Before going into politics full time, Hacker had been first a polytechnic lecturer and, later, Editor of Reform. When the diaries were first transcribed they were hardly readable, having been dictated very much ad lib, rather like his polytechnic lectures. Furthermore, there were a number of discrepancies in his account of events, both within the book itself and when objectively compared with outside events. Being a journalist, Hacker had no particular talent for reporting facts.

Apart from the discrepancies, there was also a certain amount of boring repetition, inevitable in the diaries of a politician. Years of political training and experience had taught Hacker to use twenty words where one would do, to dictate millions of words where mere thousands would suffice, and to use language to blur and fudge issues and events so that they became incomprehensible to others. Incomprehensibility can be a haven for some politicians, for therein lies temporary safety.
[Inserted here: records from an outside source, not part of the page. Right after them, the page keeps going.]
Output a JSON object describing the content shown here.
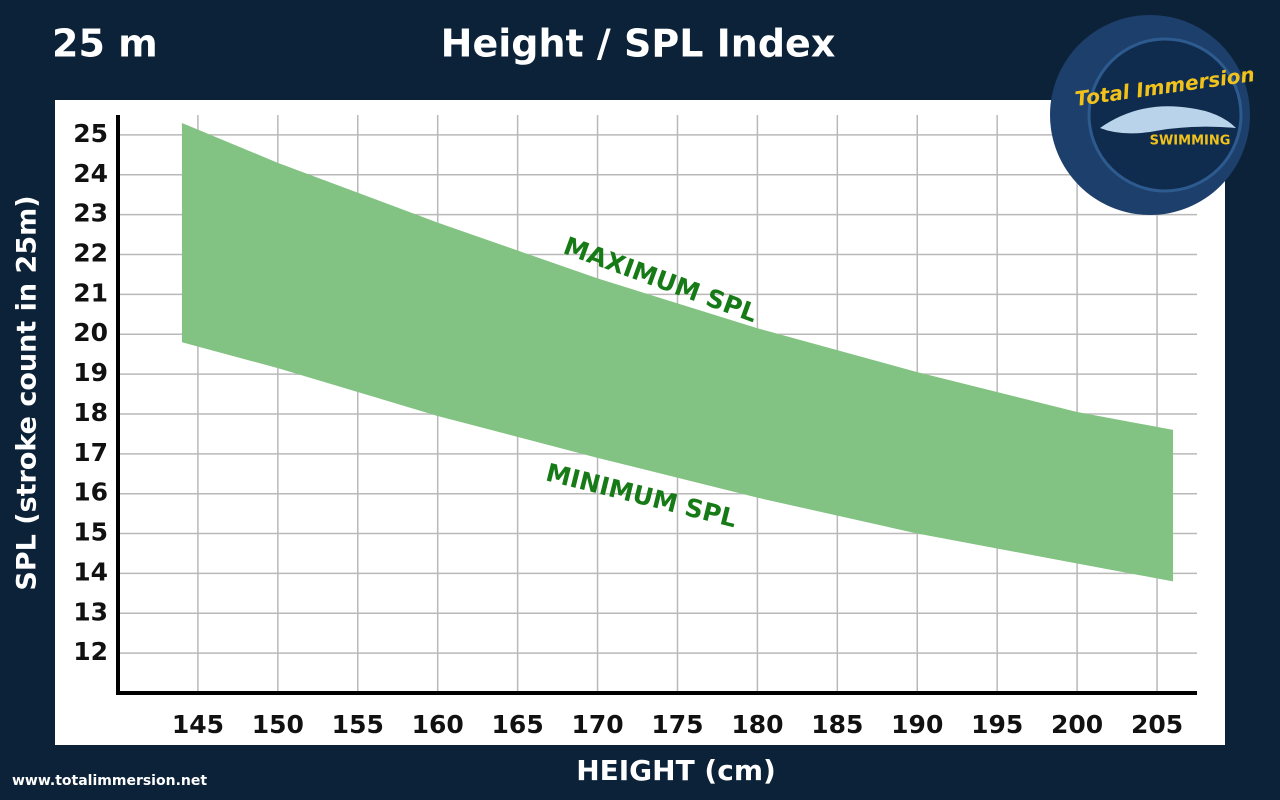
{
  "chart_data": {
    "type": "band",
    "corner_label": "25 m",
    "title": "Height / SPL Index",
    "x_label": "HEIGHT (cm)",
    "y_label": "SPL (stroke count in 25m)",
    "footer": "www.totalimmersion.net",
    "logo": {
      "title": "Total Immersion",
      "subtitle": "SWIMMING"
    },
    "x": [
      144,
      150,
      160,
      170,
      180,
      190,
      200,
      206
    ],
    "series": [
      {
        "name": "MAXIMUM SPL",
        "color": "#82c282",
        "values": [
          25.3,
          24.3,
          22.8,
          21.4,
          20.15,
          19.05,
          18.05,
          17.6
        ]
      },
      {
        "name": "MINIMUM SPL",
        "color": "#82c282",
        "values": [
          19.8,
          19.15,
          17.95,
          16.9,
          15.9,
          15.0,
          14.25,
          13.8
        ]
      }
    ],
    "label_color": "#167a16",
    "xlim": [
      140,
      207.5
    ],
    "ylim": [
      11,
      25.5
    ],
    "xticks": [
      145,
      150,
      155,
      160,
      165,
      170,
      175,
      180,
      185,
      190,
      195,
      200,
      205
    ],
    "yticks": [
      12,
      13,
      14,
      15,
      16,
      17,
      18,
      19,
      20,
      21,
      22,
      23,
      24,
      25
    ],
    "grid": true
  }
}
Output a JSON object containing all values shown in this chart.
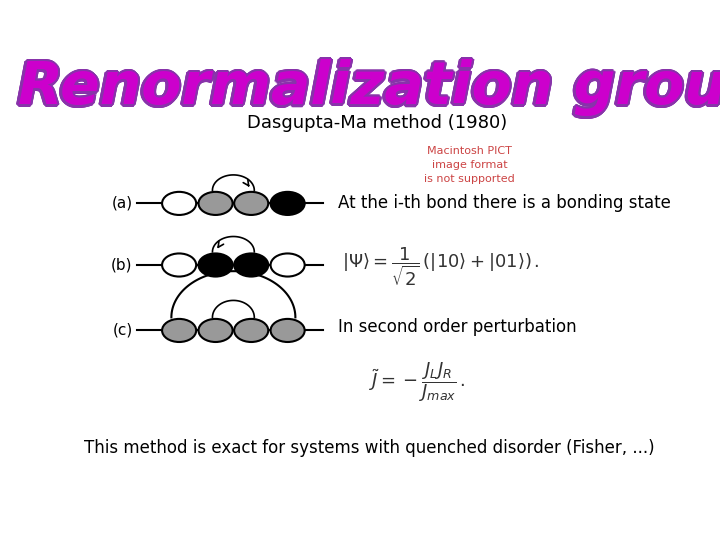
{
  "title": "Renormalization group",
  "title_color": "#CC00CC",
  "title_shadow_color": "#8833AA",
  "subtitle": "Dasgupta-Ma method (1980)",
  "bg_color": "#ffffff",
  "label_a": "(a)",
  "label_b": "(b)",
  "label_c": "(c)",
  "text_bonding": "At the i-th bond there is a bonding state",
  "text_second": "In second order perturbation",
  "text_footer": "This method is exact for systems with quenched disorder (Fisher, ...)",
  "formula1": "$|\\Psi\\rangle = \\dfrac{1}{\\sqrt{2}}\\,(|10\\rangle + |01\\rangle)\\,.$",
  "formula2": "$\\tilde{J} = -\\dfrac{J_L J_R}{J_{max}}\\,.$",
  "pict_note": "Macintosh PICT\nimage format\nis not supported",
  "pict_color": "#CC4444",
  "gray": "#999999",
  "white": "#ffffff",
  "black": "#000000"
}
But his natural gift for the misuse of language, though invaluable to an active politician, was not an asset to a would-be author. He had apparently intended to rewrite the diaries with a view to improving the clarity, accuracy and relevance of his publication. Towards the end of his life, however, he abandoned that plan because – according to his widow, Lady Hacker (as she now is) – he saw no reason why he should be the only politician publishing memoirs which adhered to those criteria.

The editors have therefore had to undertake that task, and in doing so found one further obstacle to clear understanding of the Hacker tapes. The early chapters of this volume had been transcribed from the cassette recordings during the great statesman’s own lifetime, and he had glanced at them himself and made a few preliminary suggestions of his own as to selection and arrangement. But later chapters had yet to be transcribed when the bell rang for the Last Division and – curiously – it seemed that Hacker’s speech became more and more indistinct, slurred and emotional as each recording session progressed. This may have been due to a fault in the recording machine, but it did not make our task any easier.

Nevertheless, these diaries constitute a unique contribution to our understanding of the way that Britain was governed in the 1980s and because Hacker wrote them in the hope that the public would understand more rather than less of the political process, we have edited the diaries ruthlessly. We encountered three principal problem areas in the editing process: chronological, technical, and interpretation.

First, chronology. Broadly, we tried to preserve the narrative element of the original diary, and thus we have tended to pursue particular stories and trains of events to their conclusion. At all times we have striven to maintain a chronological day-by-day account, even though the original tapes are much more confused. There is a slight risk of historical inaccuracy in this approach, because Hacker himself was deeply confused for most of his time in office and it could be argued that the diaries ought to reflect this confusion. But if we had allowed the diaries to reflect his confusion in full, the events that they relate would have become as incomprehensible to the reader as they were to him.